The “graduates” process into the auditorium (or get herded in, rather, by their harried teachers, who realllllllly neeeeeed that summer vacation!). The superintendent and the principal offer platitudes about the importance of education, bright future, blah, blah, blah, and the children walk across the platform to receive their “diplomas.”

But! Not before the paparazzi—er, parents—take their places at the designated picture-taking seating section situated just below stage right. Yes, really—it’s built right into the program: “Will one representative from each child in Mrs. So-and-so’s class please come forward to the picture-taking area?” 

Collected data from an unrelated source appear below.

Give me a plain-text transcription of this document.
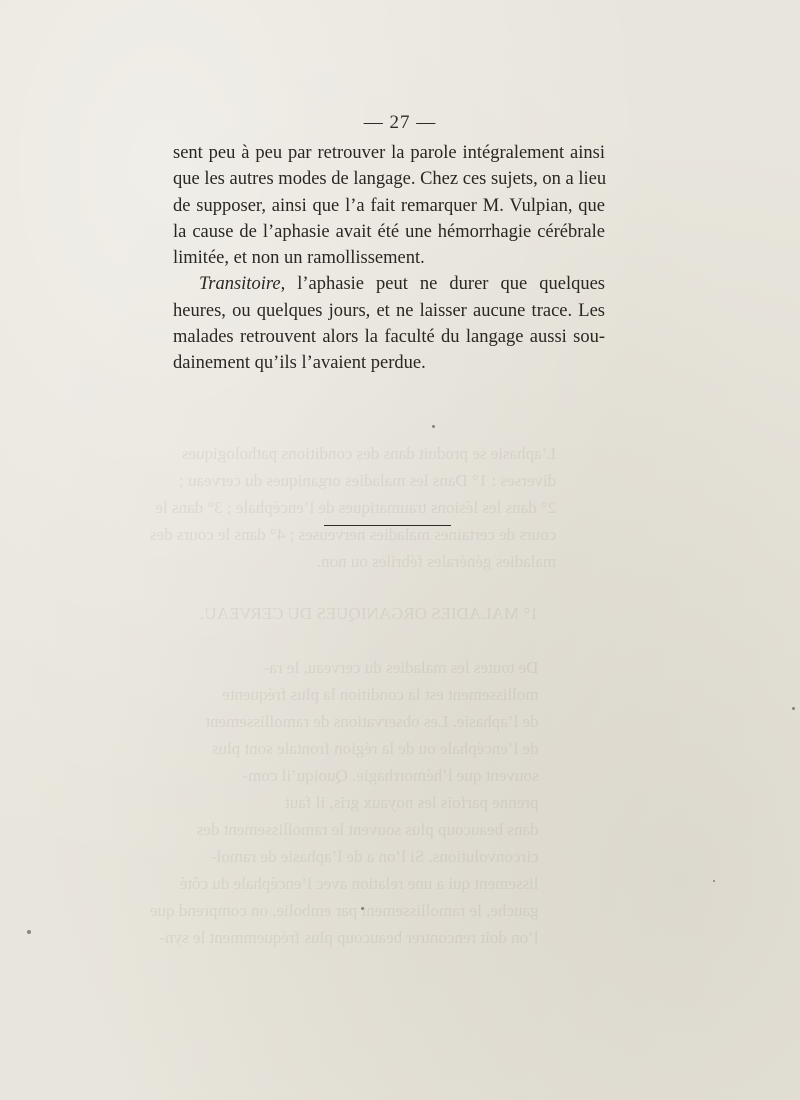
L’aphasie se produit dans des conditions pathologiques
diverses : 1° Dans les maladies organiques du cerveau ;
2° dans les lésions traumatiques de l’encéphale ; 3° dans le
cours de certaines maladies nerveuses ; 4° dans le cours des
maladies générales fébriles ou non.
1° MALADIES ORGANIQUES DU CERVEAU.

De toutes les maladies du cerveau, le ra-
mollissement est la condition la plus fréquente
de l’aphasie. Les observations de ramollissement
de l’encéphale ou de la région frontale sont plus
souvent que l’hémorrhagie. Quoiqu’il com-
prenne parfois les noyaux gris, il faut
dans beaucoup plus souvent le ramollissement des
circonvolutions. Si l’on a de l’aphasie de ramol-
lissement qui a une relation avec l’encéphale du côté
gauche, le ramollissement par embolie, on comprend que
l’on doit rencontrer beaucoup plus fréquemment le syn-
— 27 —
sent peu à peu par retrouver la parole intégralement ainsi
que les autres modes de langage. Chez ces sujets, on a lieu
de supposer, ainsi que l’a fait remarquer M. Vulpian, que
la cause de l’aphasie avait été une hémorrhagie cérébrale
limitée, et non un ramollissement.
Transitoire, l’aphasie peut ne durer que quelques
heures, ou quelques jours, et ne laisser aucune trace. Les
malades retrouvent alors la faculté du langage aussi sou-
dainement qu’ils l’avaient perdue.
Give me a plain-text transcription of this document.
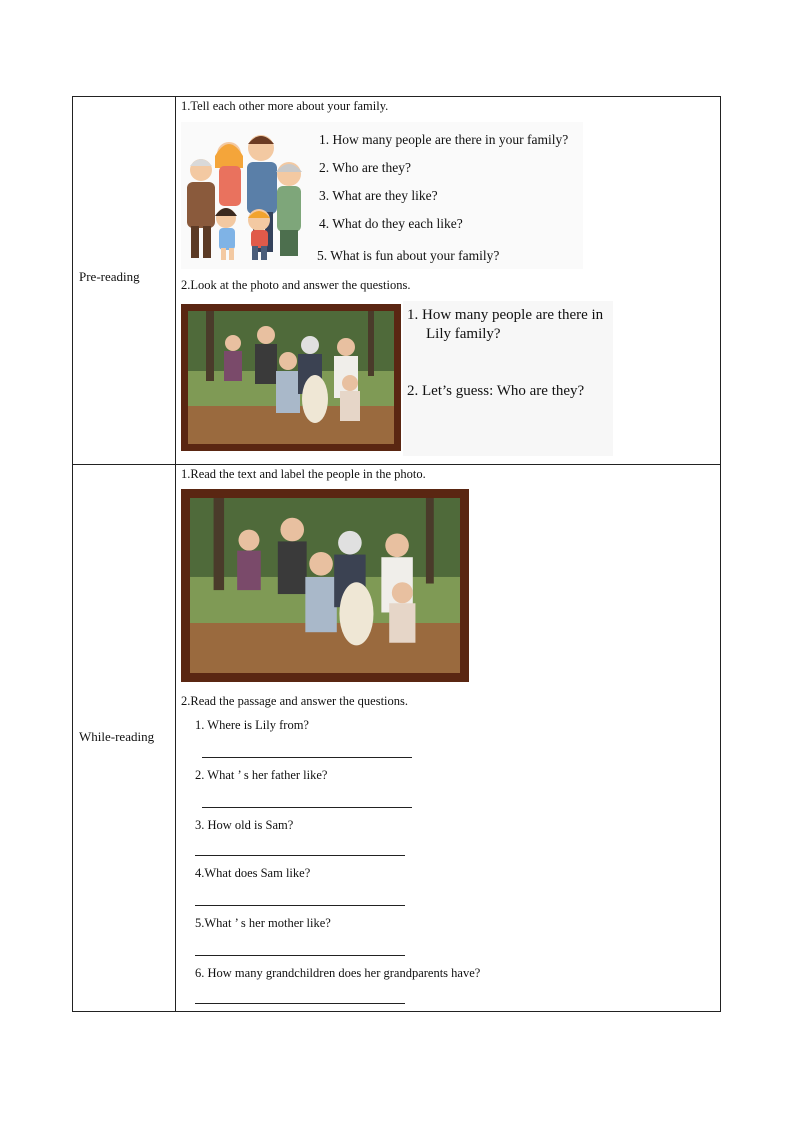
Pre-reading
1.Tell each other more about your family.
1. How many people are there in your family?
2. Who are they?
3. What are they like?
4. What do they each like?
5. What is fun about your family?
2.Look at the photo and answer the questions.
1. How many people are there in
Lily family?
2. Let’s guess: Who are they?
While-reading
1.Read the text and label the people in the photo.
2.Read the passage and answer the questions.
1. Where is Lily from?
2. What ’ s her father like?
3. How old is Sam?
4.What does Sam like?
5.What ’ s her mother like?
6. How many grandchildren does her grandparents have?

I refused to go. A decision made easier by Grandma’s eagerness to join the media frenzy. She even shot video footage, a topic for another day. (I mean who watches home videos…ever? Especially if there are hundreds—nay, thousands of accumulated, unedited hours? Not me. No, thank you. There are too many books and not enough time.)

Still, I was caught off guard by the magnitude of the moment—ridiculousness and all—when the canned bagpipes droned over the loudspeakers, signaling the entrance of 79 6-year-olds into the room (representing half the A-town Class of 2024—the silly ceremony would be repeated later for the other half). Little people embodying the hopes and dreams, failures and foibles of their families. Sappy Sallys like the teary-eyed mom to my right and dubious Debbies like the eye-rolling mom to my left.

Both mothers were me, and I sniffled in spite of my cynical self.

1 comment:

Leena said...

I am madly, deeply, passionately in love with you. Thank you for writing this. Here I thought I was the only one who looked around the room at things like this, convinced I was being Punk'd.